Go Hubig’s or Go Home

In the Marigny of New Orleans, on my friend Miriam’s kitchen wall, hangs a picture frame containing one crinkled white wax-paper wrapper. The fat chef we call “Savory Simon” stands staunch in the center of it, twirling a pie on the tips of his fingers, his toque a mushroom cloud the color of lemon curd. The word Hubig’s scrawls across his belly, over what was once the belly of the hand pie sealed inside.

Seven years ago, Miriam opened that wrapper and bit through the sugar-slicked thick fried crust into the jammy peach middle—the last Hubig’s pie she expected ever to eat.

That morning—Friday, July 27, 2012—a fire had broken out in the fry room at the Hubig’s Pies factory on Dauphine Street. Since 1921, when Fort Worth baker Simon Hubig opened a chain of shops across the South, the sweet aromas of pie had emanated from that white brick building. Now, it just smelled like smoke. As the fire-fighters battled the five-alarm blaze, legend has it, they began to cry. Though the New Orleans factory had been the only of Hubig’s plants to survive the Depression, even the tears of the firemen couldn’t save it now.
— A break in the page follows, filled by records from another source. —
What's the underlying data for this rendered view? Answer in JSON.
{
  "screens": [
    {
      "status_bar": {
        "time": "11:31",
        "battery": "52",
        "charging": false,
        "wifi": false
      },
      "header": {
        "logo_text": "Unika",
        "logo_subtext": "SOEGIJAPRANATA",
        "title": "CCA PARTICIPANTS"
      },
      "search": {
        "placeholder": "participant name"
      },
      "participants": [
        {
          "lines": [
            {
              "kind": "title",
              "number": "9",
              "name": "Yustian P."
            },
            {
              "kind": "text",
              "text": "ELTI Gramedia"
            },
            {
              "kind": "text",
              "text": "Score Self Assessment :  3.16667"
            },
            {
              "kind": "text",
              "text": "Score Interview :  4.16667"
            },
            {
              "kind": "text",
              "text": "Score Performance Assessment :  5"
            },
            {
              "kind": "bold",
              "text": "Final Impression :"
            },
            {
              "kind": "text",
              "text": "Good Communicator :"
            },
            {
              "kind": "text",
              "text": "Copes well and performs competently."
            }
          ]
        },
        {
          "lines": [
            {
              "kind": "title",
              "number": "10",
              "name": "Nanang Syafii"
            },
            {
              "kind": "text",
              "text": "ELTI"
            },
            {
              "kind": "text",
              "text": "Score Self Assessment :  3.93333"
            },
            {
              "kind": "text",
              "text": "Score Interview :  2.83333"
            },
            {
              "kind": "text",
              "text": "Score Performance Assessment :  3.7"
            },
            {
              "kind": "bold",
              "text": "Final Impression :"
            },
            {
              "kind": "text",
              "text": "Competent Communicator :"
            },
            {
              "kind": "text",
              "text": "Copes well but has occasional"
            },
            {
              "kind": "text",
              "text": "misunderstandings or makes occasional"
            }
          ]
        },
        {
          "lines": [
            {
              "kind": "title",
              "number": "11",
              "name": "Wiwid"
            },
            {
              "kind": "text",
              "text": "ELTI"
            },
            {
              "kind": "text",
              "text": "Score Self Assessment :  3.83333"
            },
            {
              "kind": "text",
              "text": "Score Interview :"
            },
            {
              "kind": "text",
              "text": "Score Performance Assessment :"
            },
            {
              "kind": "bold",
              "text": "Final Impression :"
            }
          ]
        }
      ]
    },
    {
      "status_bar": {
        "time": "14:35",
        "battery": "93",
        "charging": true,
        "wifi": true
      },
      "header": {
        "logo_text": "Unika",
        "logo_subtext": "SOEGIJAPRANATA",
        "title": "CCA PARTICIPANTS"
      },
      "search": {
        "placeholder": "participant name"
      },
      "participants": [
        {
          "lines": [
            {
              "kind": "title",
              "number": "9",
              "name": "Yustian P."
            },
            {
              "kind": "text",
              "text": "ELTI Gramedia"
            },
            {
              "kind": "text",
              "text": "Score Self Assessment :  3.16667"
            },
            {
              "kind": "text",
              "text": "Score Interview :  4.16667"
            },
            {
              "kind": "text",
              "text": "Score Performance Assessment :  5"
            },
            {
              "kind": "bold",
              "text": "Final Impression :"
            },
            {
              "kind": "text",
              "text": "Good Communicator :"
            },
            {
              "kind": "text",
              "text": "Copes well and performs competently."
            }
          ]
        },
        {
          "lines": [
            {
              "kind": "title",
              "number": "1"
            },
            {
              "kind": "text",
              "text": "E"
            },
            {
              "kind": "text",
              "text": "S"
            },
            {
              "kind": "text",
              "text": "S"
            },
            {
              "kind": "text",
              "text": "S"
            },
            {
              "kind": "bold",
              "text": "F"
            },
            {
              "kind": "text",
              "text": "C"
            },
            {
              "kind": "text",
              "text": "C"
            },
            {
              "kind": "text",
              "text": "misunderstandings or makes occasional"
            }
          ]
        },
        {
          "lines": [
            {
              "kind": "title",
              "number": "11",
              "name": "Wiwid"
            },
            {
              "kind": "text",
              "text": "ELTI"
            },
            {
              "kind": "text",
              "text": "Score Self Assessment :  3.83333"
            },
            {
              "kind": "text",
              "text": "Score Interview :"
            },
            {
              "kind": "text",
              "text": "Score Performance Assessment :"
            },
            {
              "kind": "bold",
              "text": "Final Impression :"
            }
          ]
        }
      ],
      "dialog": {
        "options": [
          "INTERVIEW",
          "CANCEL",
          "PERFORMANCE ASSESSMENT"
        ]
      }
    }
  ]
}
The factory burned to the ground.

As news of the fire spread across the city, people dashed into drugstores, hardware stores, gas stations, and grocery stores and stocked up on Hubig’s pies. My dad snagged two, which he doled out in small slices for days. Over the coming years, plans to rebuild the factory would fail to yield fruit, and, until last Thursday, we believed that these pies—stocked in freezers or long since scarfed down—were the last we’d ever eat.